Pemikirannya itu membuat ia kerap dipandang sebagai orang congkak yang suka menonjolkan moto “Tuhan yang menciptakan, Linnaeus yang mengklasifikasi.” Menurut catatan Wilfrid Blunt, hal ini membuat Linnaeus sulit menerima nama-nama ilmiah buatan naturalis lain.

“Sikapnya itu tidak ada bedanya dengan rasa cemburu yang membuatnya membenci nama tanaman pemberian ahli botani lain, dan mempergunakan berbagai macam alasan untuk menggantinya dengan nama buatannya sendiri, yang pada akhirnya menimbulkan banyak protes,” tulis Blunt.

Selain itu, banyak pula kalangan yang kecewa lantaran Linnaeus tidak memiliki latar belakang pendidikan sebagai ahli botani sungguhan.
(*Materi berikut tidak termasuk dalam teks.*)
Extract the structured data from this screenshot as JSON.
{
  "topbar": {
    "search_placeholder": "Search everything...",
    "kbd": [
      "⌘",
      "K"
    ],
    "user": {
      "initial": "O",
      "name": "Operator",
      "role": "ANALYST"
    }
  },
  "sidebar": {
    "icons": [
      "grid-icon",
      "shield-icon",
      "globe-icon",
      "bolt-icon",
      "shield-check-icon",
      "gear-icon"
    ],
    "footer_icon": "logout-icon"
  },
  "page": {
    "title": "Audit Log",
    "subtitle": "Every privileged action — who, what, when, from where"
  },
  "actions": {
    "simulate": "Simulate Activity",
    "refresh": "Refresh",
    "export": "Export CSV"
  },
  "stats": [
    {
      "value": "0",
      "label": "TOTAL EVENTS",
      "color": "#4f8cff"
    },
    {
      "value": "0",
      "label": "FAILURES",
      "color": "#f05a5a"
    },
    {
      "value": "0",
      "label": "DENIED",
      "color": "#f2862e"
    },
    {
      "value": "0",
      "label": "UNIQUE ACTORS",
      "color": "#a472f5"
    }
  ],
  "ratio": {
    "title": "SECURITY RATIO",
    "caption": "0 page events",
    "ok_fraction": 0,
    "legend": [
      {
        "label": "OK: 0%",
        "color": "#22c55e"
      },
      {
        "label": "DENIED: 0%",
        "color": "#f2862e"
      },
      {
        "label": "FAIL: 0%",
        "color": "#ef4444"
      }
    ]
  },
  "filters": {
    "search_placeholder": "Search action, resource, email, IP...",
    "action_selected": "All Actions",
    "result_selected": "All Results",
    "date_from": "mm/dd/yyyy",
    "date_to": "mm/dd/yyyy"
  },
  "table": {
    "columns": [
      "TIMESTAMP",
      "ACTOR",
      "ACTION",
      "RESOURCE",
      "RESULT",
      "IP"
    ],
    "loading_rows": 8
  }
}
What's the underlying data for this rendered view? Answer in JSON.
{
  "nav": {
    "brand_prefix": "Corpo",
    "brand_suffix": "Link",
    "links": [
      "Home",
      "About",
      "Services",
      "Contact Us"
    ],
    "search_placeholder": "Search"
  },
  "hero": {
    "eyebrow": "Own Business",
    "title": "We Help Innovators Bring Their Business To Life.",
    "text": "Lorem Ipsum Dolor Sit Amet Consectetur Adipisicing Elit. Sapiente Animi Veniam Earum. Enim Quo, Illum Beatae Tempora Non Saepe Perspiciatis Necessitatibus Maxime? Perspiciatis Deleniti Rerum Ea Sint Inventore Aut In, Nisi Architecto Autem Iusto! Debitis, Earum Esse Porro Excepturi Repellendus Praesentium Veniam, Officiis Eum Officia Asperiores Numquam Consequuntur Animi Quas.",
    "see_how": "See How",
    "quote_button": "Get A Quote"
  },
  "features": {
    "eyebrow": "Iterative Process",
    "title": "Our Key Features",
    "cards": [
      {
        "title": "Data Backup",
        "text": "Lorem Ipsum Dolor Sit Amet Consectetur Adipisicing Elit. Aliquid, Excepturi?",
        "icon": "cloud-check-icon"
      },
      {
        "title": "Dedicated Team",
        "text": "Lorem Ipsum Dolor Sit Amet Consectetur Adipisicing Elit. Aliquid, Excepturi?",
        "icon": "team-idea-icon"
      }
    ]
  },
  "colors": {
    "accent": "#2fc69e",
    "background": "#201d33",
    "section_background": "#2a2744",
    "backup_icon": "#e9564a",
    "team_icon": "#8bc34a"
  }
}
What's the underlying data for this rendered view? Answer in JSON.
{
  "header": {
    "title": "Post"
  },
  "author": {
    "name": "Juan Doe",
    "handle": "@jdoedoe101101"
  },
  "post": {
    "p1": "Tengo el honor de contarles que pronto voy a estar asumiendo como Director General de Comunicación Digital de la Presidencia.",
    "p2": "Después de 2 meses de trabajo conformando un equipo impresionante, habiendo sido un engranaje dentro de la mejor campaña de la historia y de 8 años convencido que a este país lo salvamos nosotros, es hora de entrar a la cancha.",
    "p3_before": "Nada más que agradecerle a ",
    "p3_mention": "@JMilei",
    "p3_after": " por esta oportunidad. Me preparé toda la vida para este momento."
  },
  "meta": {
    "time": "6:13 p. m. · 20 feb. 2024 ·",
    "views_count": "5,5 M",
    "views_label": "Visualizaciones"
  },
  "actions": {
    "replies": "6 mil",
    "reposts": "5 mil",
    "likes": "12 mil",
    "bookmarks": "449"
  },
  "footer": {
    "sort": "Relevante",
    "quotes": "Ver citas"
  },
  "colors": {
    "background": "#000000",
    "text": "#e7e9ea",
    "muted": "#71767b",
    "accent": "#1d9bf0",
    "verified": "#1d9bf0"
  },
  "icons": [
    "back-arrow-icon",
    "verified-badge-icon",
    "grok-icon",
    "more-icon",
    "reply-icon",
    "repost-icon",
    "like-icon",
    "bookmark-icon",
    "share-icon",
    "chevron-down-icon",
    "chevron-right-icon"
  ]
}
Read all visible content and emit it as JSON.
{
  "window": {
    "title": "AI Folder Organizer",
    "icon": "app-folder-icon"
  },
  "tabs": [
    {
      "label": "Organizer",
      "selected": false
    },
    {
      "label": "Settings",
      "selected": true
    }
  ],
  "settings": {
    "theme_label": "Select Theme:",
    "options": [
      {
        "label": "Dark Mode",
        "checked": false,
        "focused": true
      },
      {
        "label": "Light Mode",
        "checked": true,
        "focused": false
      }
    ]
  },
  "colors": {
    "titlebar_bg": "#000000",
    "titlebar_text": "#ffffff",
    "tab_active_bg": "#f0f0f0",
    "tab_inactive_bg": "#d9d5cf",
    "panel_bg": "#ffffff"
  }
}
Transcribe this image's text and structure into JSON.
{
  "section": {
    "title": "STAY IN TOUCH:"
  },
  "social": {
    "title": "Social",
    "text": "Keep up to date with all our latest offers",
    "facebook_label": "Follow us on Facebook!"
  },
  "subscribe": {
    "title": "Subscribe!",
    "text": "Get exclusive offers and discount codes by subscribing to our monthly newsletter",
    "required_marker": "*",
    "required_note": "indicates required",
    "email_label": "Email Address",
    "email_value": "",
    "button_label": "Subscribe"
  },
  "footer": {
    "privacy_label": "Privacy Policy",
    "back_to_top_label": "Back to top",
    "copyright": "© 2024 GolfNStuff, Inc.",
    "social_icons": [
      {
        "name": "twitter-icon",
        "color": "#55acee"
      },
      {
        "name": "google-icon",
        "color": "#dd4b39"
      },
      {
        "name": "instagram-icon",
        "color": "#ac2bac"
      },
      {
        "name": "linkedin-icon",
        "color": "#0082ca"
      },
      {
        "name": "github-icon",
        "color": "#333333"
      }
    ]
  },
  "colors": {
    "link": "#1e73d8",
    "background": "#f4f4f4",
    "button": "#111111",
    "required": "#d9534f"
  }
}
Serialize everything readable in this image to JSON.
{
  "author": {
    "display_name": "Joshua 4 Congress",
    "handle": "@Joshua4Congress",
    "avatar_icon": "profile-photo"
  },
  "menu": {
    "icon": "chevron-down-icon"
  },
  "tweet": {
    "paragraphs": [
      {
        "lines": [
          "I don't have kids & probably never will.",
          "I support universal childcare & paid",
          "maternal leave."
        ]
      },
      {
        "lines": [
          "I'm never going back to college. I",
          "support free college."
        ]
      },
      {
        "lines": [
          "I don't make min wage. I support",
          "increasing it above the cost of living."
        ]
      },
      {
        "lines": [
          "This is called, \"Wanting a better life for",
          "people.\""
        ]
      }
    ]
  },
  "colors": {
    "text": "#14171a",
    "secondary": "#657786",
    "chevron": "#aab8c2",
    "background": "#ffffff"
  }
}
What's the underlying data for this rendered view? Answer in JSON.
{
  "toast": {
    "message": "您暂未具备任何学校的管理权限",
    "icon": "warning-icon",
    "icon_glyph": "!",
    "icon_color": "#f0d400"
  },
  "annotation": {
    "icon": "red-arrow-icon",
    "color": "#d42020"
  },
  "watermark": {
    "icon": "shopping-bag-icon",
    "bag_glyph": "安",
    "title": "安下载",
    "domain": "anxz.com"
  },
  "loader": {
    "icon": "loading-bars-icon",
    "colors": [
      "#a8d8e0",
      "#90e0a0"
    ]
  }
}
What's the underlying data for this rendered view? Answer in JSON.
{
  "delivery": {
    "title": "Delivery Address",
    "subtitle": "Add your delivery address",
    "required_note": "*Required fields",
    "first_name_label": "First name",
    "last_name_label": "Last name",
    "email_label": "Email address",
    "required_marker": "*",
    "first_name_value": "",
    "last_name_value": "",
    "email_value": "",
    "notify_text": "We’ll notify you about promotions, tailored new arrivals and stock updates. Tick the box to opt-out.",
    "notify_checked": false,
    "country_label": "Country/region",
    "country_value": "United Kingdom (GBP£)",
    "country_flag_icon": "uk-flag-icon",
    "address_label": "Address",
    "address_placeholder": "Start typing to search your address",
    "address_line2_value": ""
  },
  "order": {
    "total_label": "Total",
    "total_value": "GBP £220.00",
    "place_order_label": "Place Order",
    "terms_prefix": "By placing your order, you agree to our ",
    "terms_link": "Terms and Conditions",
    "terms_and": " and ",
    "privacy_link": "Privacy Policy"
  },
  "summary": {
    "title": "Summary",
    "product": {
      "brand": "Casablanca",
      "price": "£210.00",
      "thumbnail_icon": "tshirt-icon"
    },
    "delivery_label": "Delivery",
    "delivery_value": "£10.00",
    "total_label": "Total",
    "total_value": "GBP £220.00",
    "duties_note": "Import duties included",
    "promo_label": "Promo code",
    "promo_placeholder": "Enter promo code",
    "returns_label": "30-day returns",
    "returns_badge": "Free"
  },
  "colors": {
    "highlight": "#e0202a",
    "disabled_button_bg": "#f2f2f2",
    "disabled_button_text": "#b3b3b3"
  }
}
Tidak sedikit pula yang menuduhnya suka merampas sesuatu demi ketenaran. 

Georg Dionysius Ehret, ahli botani sekaligus pelukis bunga asal Jerman abad ke-18, bahkan pernah mengumpat dengan menyebut Linnaeus “suka menyentuh apa pun yang ia dengar demi membuat dirinya terkenal.”

Setelah edisi ke-10 Systema Naturae diterbitkan, Linnaeus memang semakin dikenal sebagai naturalis paling terkemuka seantero Eropa. Bahkan menurut Carl Zimmer dalam artikel yang dipublikasikan National Geographic, sanjungan kepada Linnaeus berulang kali disampaikan oleh Jean-Jacques Rousseau. 

Menurut filsuf abad pencerahan itu, buku Linnaeus mengajarkan lebih banyak ketimbang tumpukan buku-buku tentang moral.

Kolonialisasi lewat ilmu alam

Reputasi keilmuan Linnaeus di Eropa semakin menanjak. Hal itu terjadi tatkala seorang bankir bernama George Clifford menawari Linnaeus menjadi kurator di kebun botani miliknya. Belakangan diketahui bahwa Clifford pernah menjabat sebagai direktur kongsi dagang Belanda VOC, serta memiliki banyak koneksi di bidang pelayaran.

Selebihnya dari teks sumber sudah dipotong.